“No, sir. I believe she has been here–your niece.”
“And where’d she go? What you done with her?” he demanded, his overhanging reddish eyebrows coming together in a threatening scowl.
“Hadn’t you better sit down, Mr. Hicks, and let me tell you all about it?” suggested Miss Kate.
“Say, Miss!” he ejaculated. “I’m anxious, I be. When Jane Ann first run away from Silver Ranch, I thought she was just a-playin’ off some of her tricks on me. I never supposed she was in earnest ’bout it–no, ma’am!
“I rid into Bullhide arter two days. And instead of findin’ her knockin’ around there, I finds her pony at the greaser’s corral, and learns that she’s took the train East. That did beat me. I didn’t know she had any money, but she’d bought a ticket to Denver, and it took a right smart of money to do it.
“I went to Colonel Penhampton, I did,” went on Hicks, “and told him about it. He heated up the wires some ’twixt Bullhide and Denver; but she’d fell out o’ sight there the minute she’d landed. Denver’s some city, ma’am. I finds that out when I lit out arter Jane Ann and struck that place myself.
“Wal! ’twould be teejious to you, ma’am, if I told whar I have chased arter that gal these endurin’ two months. Had to let the ranch an’ ev’rythin’ else go to loose ends while I follered news of her all over. My gosh, ma’am! how many gals there is runs away from their homes!
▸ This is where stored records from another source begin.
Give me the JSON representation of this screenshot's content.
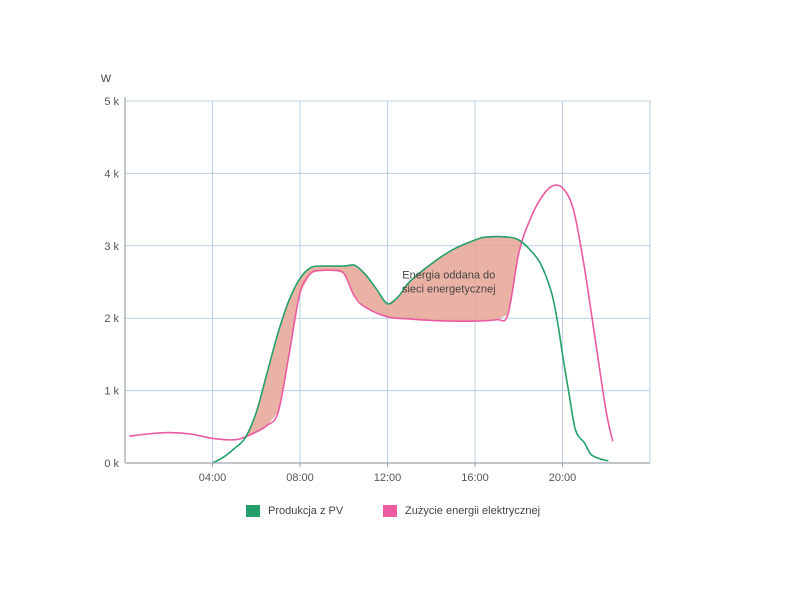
{
  "colors": {
    "production": "#26a06a",
    "consumption": "#ec5aa0",
    "fill": "#e6a594",
    "grid": "#b9cfe6",
    "axis": "#9aa4ad",
    "tick_text": "#555555"
  },
  "chart_data": {
    "type": "line",
    "ylabel": "W",
    "xlim": [
      0,
      24
    ],
    "ylim": [
      0,
      5000
    ],
    "x_ticks": [
      {
        "value": 4,
        "label": "04:00"
      },
      {
        "value": 8,
        "label": "08:00"
      },
      {
        "value": 12,
        "label": "12:00"
      },
      {
        "value": 16,
        "label": "16:00"
      },
      {
        "value": 20,
        "label": "20:00"
      }
    ],
    "y_ticks": [
      {
        "value": 0,
        "label": "0 k"
      },
      {
        "value": 1000,
        "label": "1 k"
      },
      {
        "value": 2000,
        "label": "2 k"
      },
      {
        "value": 3000,
        "label": "3 k"
      },
      {
        "value": 4000,
        "label": "4 k"
      },
      {
        "value": 5000,
        "label": "5 k"
      }
    ],
    "grid": true,
    "legend_position": "bottom-center",
    "series": [
      {
        "name": "Produkcja z PV",
        "key": "production",
        "points": [
          [
            4.0,
            0
          ],
          [
            4.5,
            80
          ],
          [
            5.0,
            200
          ],
          [
            5.5,
            350
          ],
          [
            6.0,
            700
          ],
          [
            6.5,
            1250
          ],
          [
            7.0,
            1800
          ],
          [
            7.5,
            2250
          ],
          [
            8.0,
            2550
          ],
          [
            8.5,
            2700
          ],
          [
            9.0,
            2720
          ],
          [
            10.0,
            2720
          ],
          [
            10.5,
            2730
          ],
          [
            11.0,
            2600
          ],
          [
            11.5,
            2400
          ],
          [
            12.0,
            2200
          ],
          [
            12.5,
            2300
          ],
          [
            13.0,
            2500
          ],
          [
            14.0,
            2750
          ],
          [
            15.0,
            2950
          ],
          [
            16.0,
            3080
          ],
          [
            16.5,
            3120
          ],
          [
            17.5,
            3120
          ],
          [
            18.0,
            3080
          ],
          [
            18.5,
            2950
          ],
          [
            19.0,
            2750
          ],
          [
            19.5,
            2350
          ],
          [
            19.8,
            1900
          ],
          [
            20.0,
            1500
          ],
          [
            20.3,
            950
          ],
          [
            20.6,
            450
          ],
          [
            21.0,
            280
          ],
          [
            21.3,
            120
          ],
          [
            21.7,
            60
          ],
          [
            22.1,
            30
          ]
        ]
      },
      {
        "name": "Zużycie energii elektrycznej",
        "key": "consumption",
        "points": [
          [
            0.2,
            370
          ],
          [
            1.0,
            400
          ],
          [
            2.0,
            420
          ],
          [
            3.0,
            400
          ],
          [
            4.0,
            340
          ],
          [
            5.0,
            320
          ],
          [
            5.5,
            360
          ],
          [
            6.0,
            430
          ],
          [
            6.5,
            520
          ],
          [
            7.0,
            700
          ],
          [
            7.5,
            1500
          ],
          [
            8.0,
            2350
          ],
          [
            8.5,
            2620
          ],
          [
            9.0,
            2660
          ],
          [
            9.5,
            2660
          ],
          [
            10.0,
            2620
          ],
          [
            10.5,
            2300
          ],
          [
            11.0,
            2150
          ],
          [
            12.0,
            2020
          ],
          [
            13.0,
            1990
          ],
          [
            14.0,
            1970
          ],
          [
            15.0,
            1960
          ],
          [
            16.0,
            1960
          ],
          [
            17.0,
            1980
          ],
          [
            17.5,
            2050
          ],
          [
            18.0,
            2900
          ],
          [
            18.5,
            3350
          ],
          [
            19.0,
            3650
          ],
          [
            19.5,
            3820
          ],
          [
            20.0,
            3800
          ],
          [
            20.5,
            3500
          ],
          [
            21.0,
            2700
          ],
          [
            21.5,
            1700
          ],
          [
            22.0,
            700
          ],
          [
            22.3,
            300
          ]
        ]
      }
    ],
    "annotations": [
      {
        "lines": [
          "Energia oddana do",
          "sieci energetycznej"
        ],
        "x": 14.8,
        "y": 2550
      }
    ]
  }
}
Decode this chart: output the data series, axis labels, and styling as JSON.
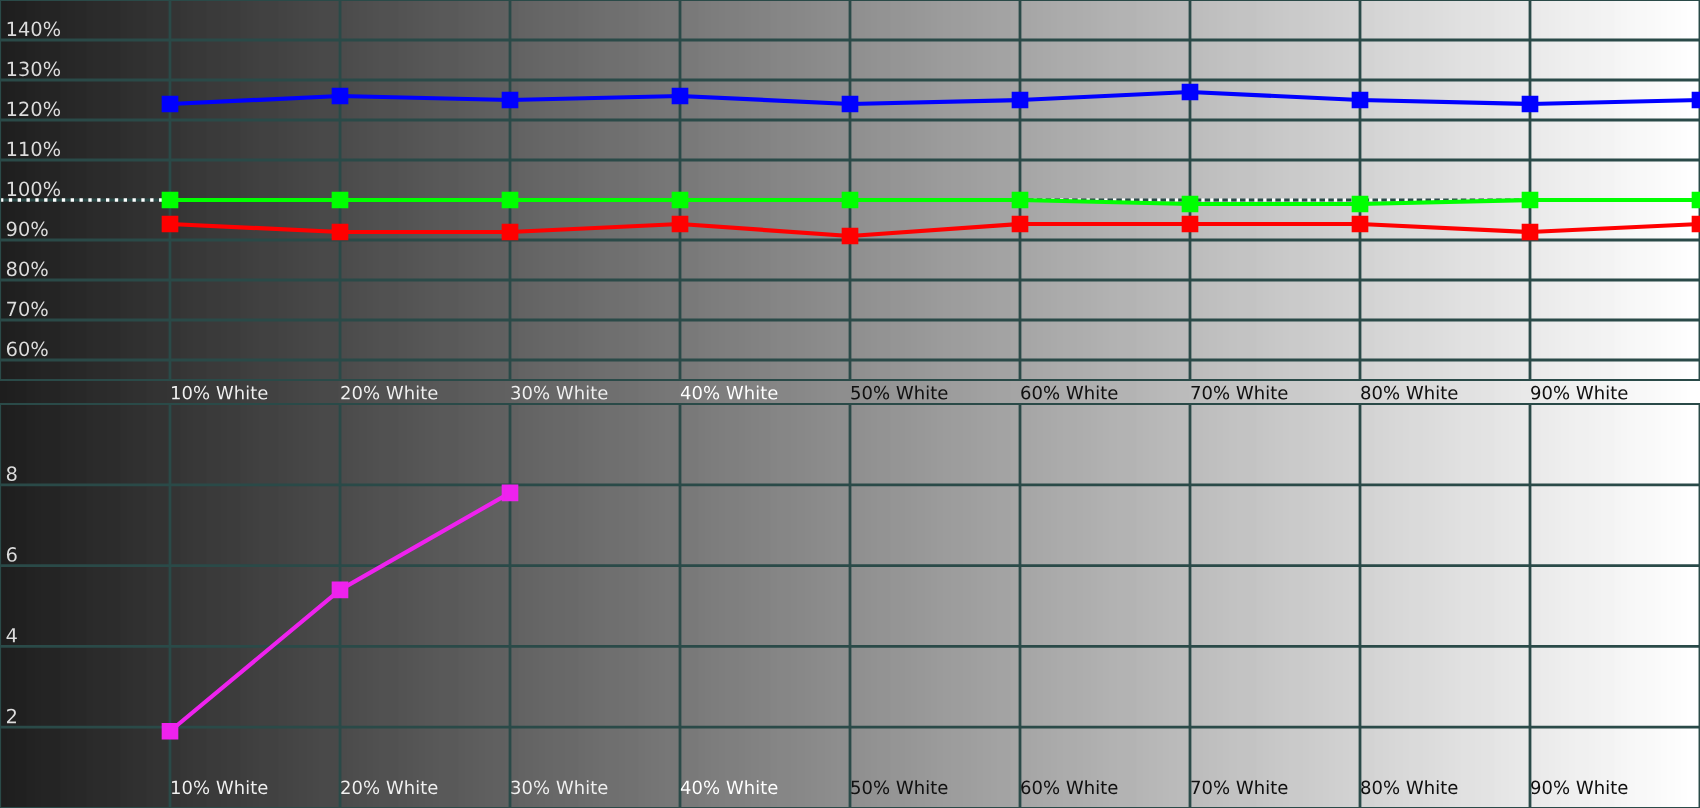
{
  "chart_data": [
    {
      "type": "line",
      "categories": [
        "10% White",
        "20% White",
        "30% White",
        "40% White",
        "50% White",
        "60% White",
        "70% White",
        "80% White",
        "90% White",
        null
      ],
      "series": [
        {
          "color": "#0000ff",
          "values": [
            124,
            126,
            125,
            126,
            124,
            125,
            127,
            125,
            124,
            125
          ]
        },
        {
          "color": "#00ff00",
          "values": [
            100,
            100,
            100,
            100,
            100,
            100,
            99,
            99,
            100,
            100
          ]
        },
        {
          "color": "#ff0000",
          "values": [
            94,
            92,
            92,
            94,
            91,
            94,
            94,
            94,
            92,
            94
          ]
        }
      ],
      "ylim": [
        55,
        150
      ],
      "yticks": [
        {
          "value": 60,
          "label": "60%"
        },
        {
          "value": 70,
          "label": "70%"
        },
        {
          "value": 80,
          "label": "80%"
        },
        {
          "value": 90,
          "label": "90%"
        },
        {
          "value": 100,
          "label": "100%"
        },
        {
          "value": 110,
          "label": "110%"
        },
        {
          "value": 120,
          "label": "120%"
        },
        {
          "value": 130,
          "label": "130%"
        },
        {
          "value": 140,
          "label": "140%"
        }
      ],
      "ref_lines": [
        {
          "axis": "y",
          "value": 100,
          "color": "#ffffff",
          "line_style": "dotted"
        }
      ],
      "grid": true,
      "marker": "square",
      "line_style": "solid"
    },
    {
      "type": "line",
      "categories": [
        "10% White",
        "20% White",
        "30% White",
        "40% White",
        "50% White",
        "60% White",
        "70% White",
        "80% White",
        "90% White",
        null
      ],
      "series": [
        {
          "color": "#ee22ee",
          "values": [
            1.9,
            5.4,
            7.8,
            null,
            null,
            null,
            null,
            null,
            null,
            null
          ]
        }
      ],
      "ylim": [
        0,
        10
      ],
      "yticks": [
        2,
        4,
        6,
        8
      ],
      "grid": true,
      "marker": "square",
      "line_style": "solid"
    }
  ]
}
Ye wouldn’t believe the number ’nless ye was huntin’ for a pertic’lar one an’ got yer rope on so many that warn’t her!”
“You have had many disappointments, sir?” said Miss Kate, beginning to feel a great sympathy for this uncouth man.
He nodded his great, bald, shining head. “I hope you ain’t going to tell me thar’s another in store for me right yere,” he said, in a much milder voice.
“I cannot tell you where Nita–if she is your niece–is now,” said Miss Kate, firmly.